DFG-Transferproject
As a result of globalisation, a strongly growing volume of goods can be observed not only in continental traffic, but also on intercontinental transport routes. In the course of this development, transport service providers in the sea freight business are faced with the challenge of organising the transport of sea freight containers in efficient network structures. Since the transport service providers rely on the existing transport capacities of the shipping companies in the main sea leg, the focus is on improving the network structure in the cost-intensive seaport hinterland traffic. Up to now, the individual routes have been planned independently of each other. This usually results in poor utilisation of sea freight containers in part-load traffic of Less-than-Containerload (LCL) shipments and thus in a lower performance of the network structure in the seaport hinterland. Increasing competition, however, requires improved utilisation of the loading units, which is why a consideration of the entire network structure in seaport-hinterland traffic is of central importance.

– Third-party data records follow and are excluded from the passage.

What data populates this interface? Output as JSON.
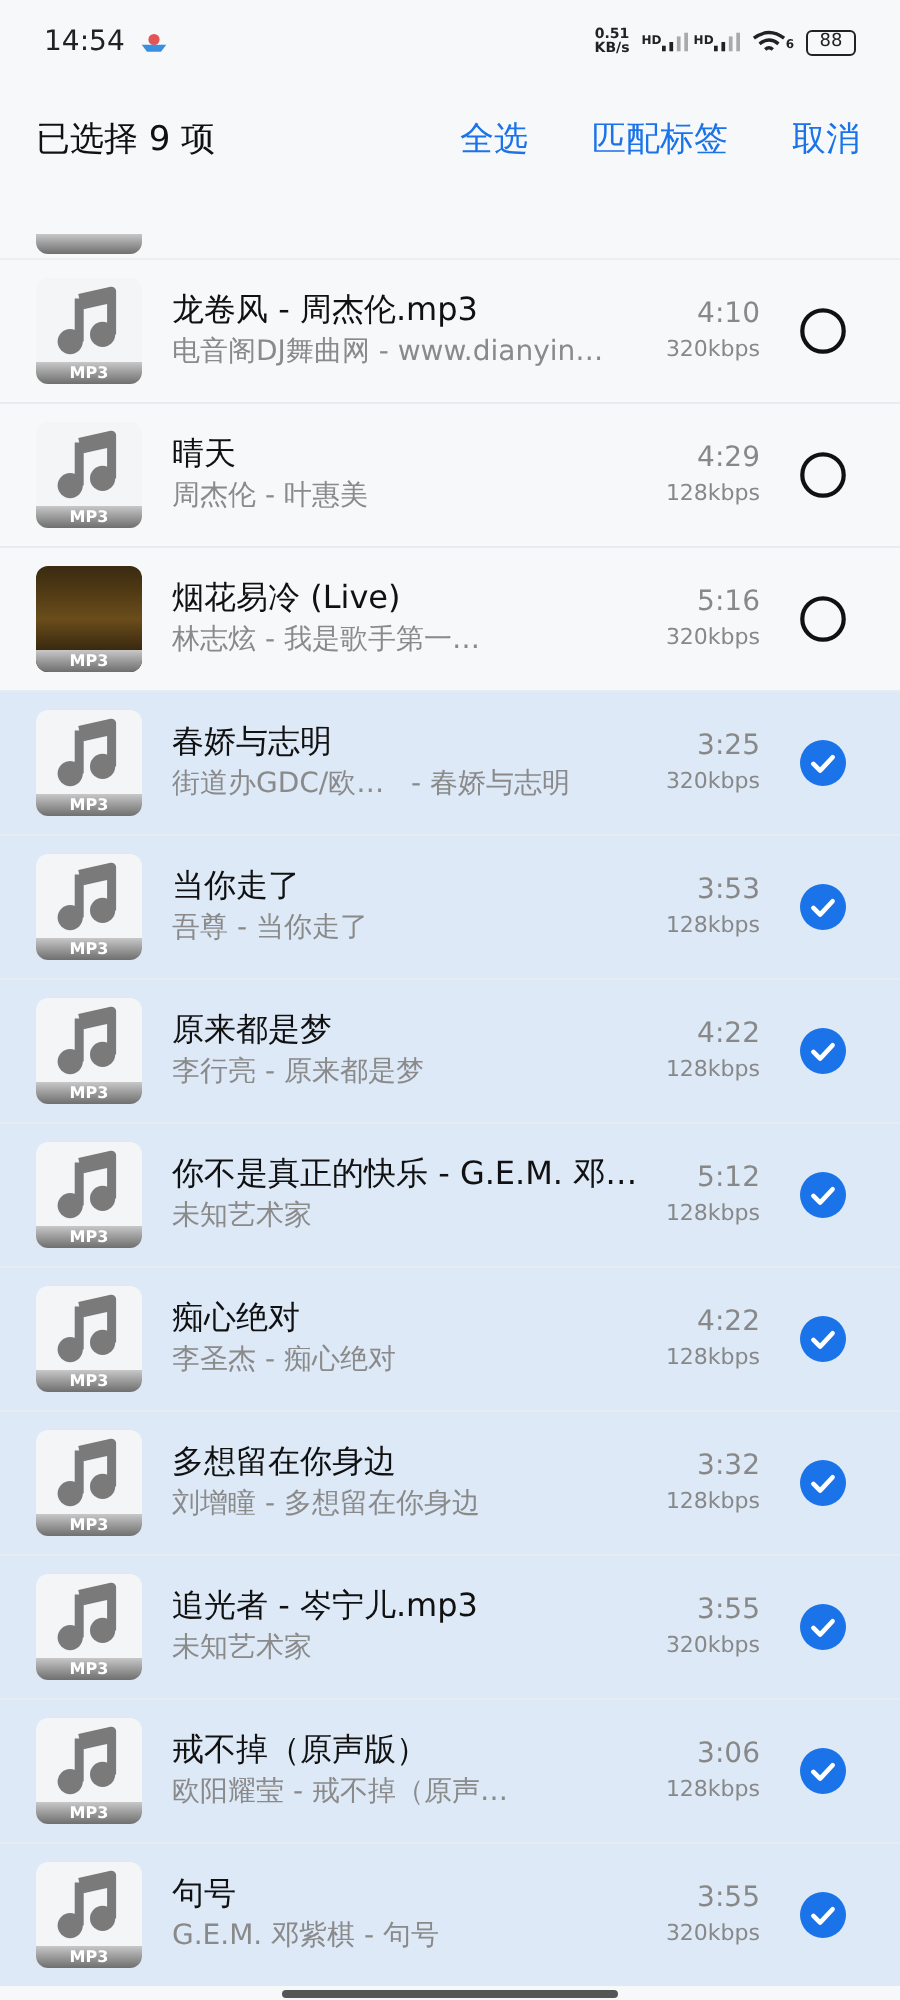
{
  "status_bar": {
    "time": "14:54",
    "net_speed": [
      "0.51",
      "KB/s"
    ],
    "sim_labels": [
      "HD",
      "HD"
    ],
    "wifi_label": "6",
    "battery": "88"
  },
  "header": {
    "title": "已选择 9 项",
    "actions": [
      "全选",
      "匹配标签",
      "取消"
    ]
  },
  "songs": [
    {
      "kind": "note",
      "title": "龙卷风 - 周杰伦.mp3",
      "subtitle": "电音阁DJ舞曲网 - www.dianyin…",
      "duration": "4:10",
      "bitrate": "320kbps",
      "badge": "MP3",
      "selected": false
    },
    {
      "kind": "note",
      "title": "晴天",
      "subtitle": "周杰伦 - 叶惠美",
      "duration": "4:29",
      "bitrate": "128kbps",
      "badge": "MP3",
      "selected": false
    },
    {
      "kind": "art",
      "title": "烟花易冷 (Live)",
      "subtitle": "林志炫 - 我是歌手第一…",
      "duration": "5:16",
      "bitrate": "320kbps",
      "badge": "MP3",
      "selected": false
    },
    {
      "kind": "note",
      "title": "春娇与志明",
      "subtitle": "街道办GDC/欧…   - 春娇与志明",
      "duration": "3:25",
      "bitrate": "320kbps",
      "badge": "MP3",
      "selected": true
    },
    {
      "kind": "note",
      "title": "当你走了",
      "subtitle": "吾尊 - 当你走了",
      "duration": "3:53",
      "bitrate": "128kbps",
      "badge": "MP3",
      "selected": true
    },
    {
      "kind": "note",
      "title": "原来都是梦",
      "subtitle": "李行亮 - 原来都是梦",
      "duration": "4:22",
      "bitrate": "128kbps",
      "badge": "MP3",
      "selected": true
    },
    {
      "kind": "note",
      "title": "你不是真正的快乐 - G.E.M. 邓…",
      "subtitle": "未知艺术家",
      "duration": "5:12",
      "bitrate": "128kbps",
      "badge": "MP3",
      "selected": true
    },
    {
      "kind": "note",
      "title": "痴心绝对",
      "subtitle": "李圣杰 - 痴心绝对",
      "duration": "4:22",
      "bitrate": "128kbps",
      "badge": "MP3",
      "selected": true
    },
    {
      "kind": "note",
      "title": "多想留在你身边",
      "subtitle": "刘增瞳 - 多想留在你身边",
      "duration": "3:32",
      "bitrate": "128kbps",
      "badge": "MP3",
      "selected": true
    },
    {
      "kind": "note",
      "title": "追光者 - 岑宁儿.mp3",
      "subtitle": "未知艺术家",
      "duration": "3:55",
      "bitrate": "320kbps",
      "badge": "MP3",
      "selected": true
    },
    {
      "kind": "note",
      "title": "戒不掉（原声版）",
      "subtitle": "欧阳耀莹 - 戒不掉（原声…",
      "duration": "3:06",
      "bitrate": "128kbps",
      "badge": "MP3",
      "selected": true
    },
    {
      "kind": "note",
      "title": "句号",
      "subtitle": "G.E.M. 邓紫棋 - 句号",
      "duration": "3:55",
      "bitrate": "320kbps",
      "badge": "MP3",
      "selected": true
    }
  ]
}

Against this background, the Institute of Transport Logistics (ITL) has applied for a transfer project with the German Research Foundation (DFG) in cooperation with its long-standing research partner on topics of strategic network planning, the Chair of Discrete Optimisation at the TU Dortmund University headed by Prof. Dr. Christoph Buchheim. The application partner in the project is one of the leading transport service providers for sea freight transport, DB Schenker. The project applied for is entitled "Strategic network planning of seaport-hinterland transports using gateways to consolidate LCL shipments". It continues the existing project on strategic network planning of transport networks under the title "exact and heuristic methods for uncertain and time-dependent hub-location problems using quadratic optimisation".
The project focuses on gateways in the hinterland, which enable an efficient consolidation of the transport volumes of different relations and thus improve the utilisation of containers. Therefore, in the planning problem at hand, it is crucial to determine a network structure that enables a cost-efficient routing of LCL shipments while taking consolidation effects into account. Against the background described above, the aim of the transfer project is to test novel network structures for seaport hinterland transports taking into account cost-efficient consolidations of LCL shipments. In this context, the optimisation procedures developed in the previous project in the context of classic part-load transports in close cooperation with both chairs are to be adapted to the problems in seaport hinterland transports as far as possible. In addition, new methods are being developed for practical formulations for sea transports using gateways in the hinterland. One challenge here is the integration of the transport volumes, which fluctuate strongly over time, into the optimisation procedures. The two chairs will therefore build multi-level stochastic and robust models and solve them exactly using decomposition methods. On the one hand, the project is intended to set new algorithmic and mathematical accents in optimisation methods with stochastic influences and, on the other hand, to contribute to the solution of application-oriented transport planning problems. The cooperation with the project partner DB Schenker, as the world's leading logistics service provider, offers the ideal conditions for testing the optimisation methods developed in the project in practice.
We look forward to continuing the research collaboration with the Chair of Discrete Optimisation and to a good cooperation with the application partner DB Schenker.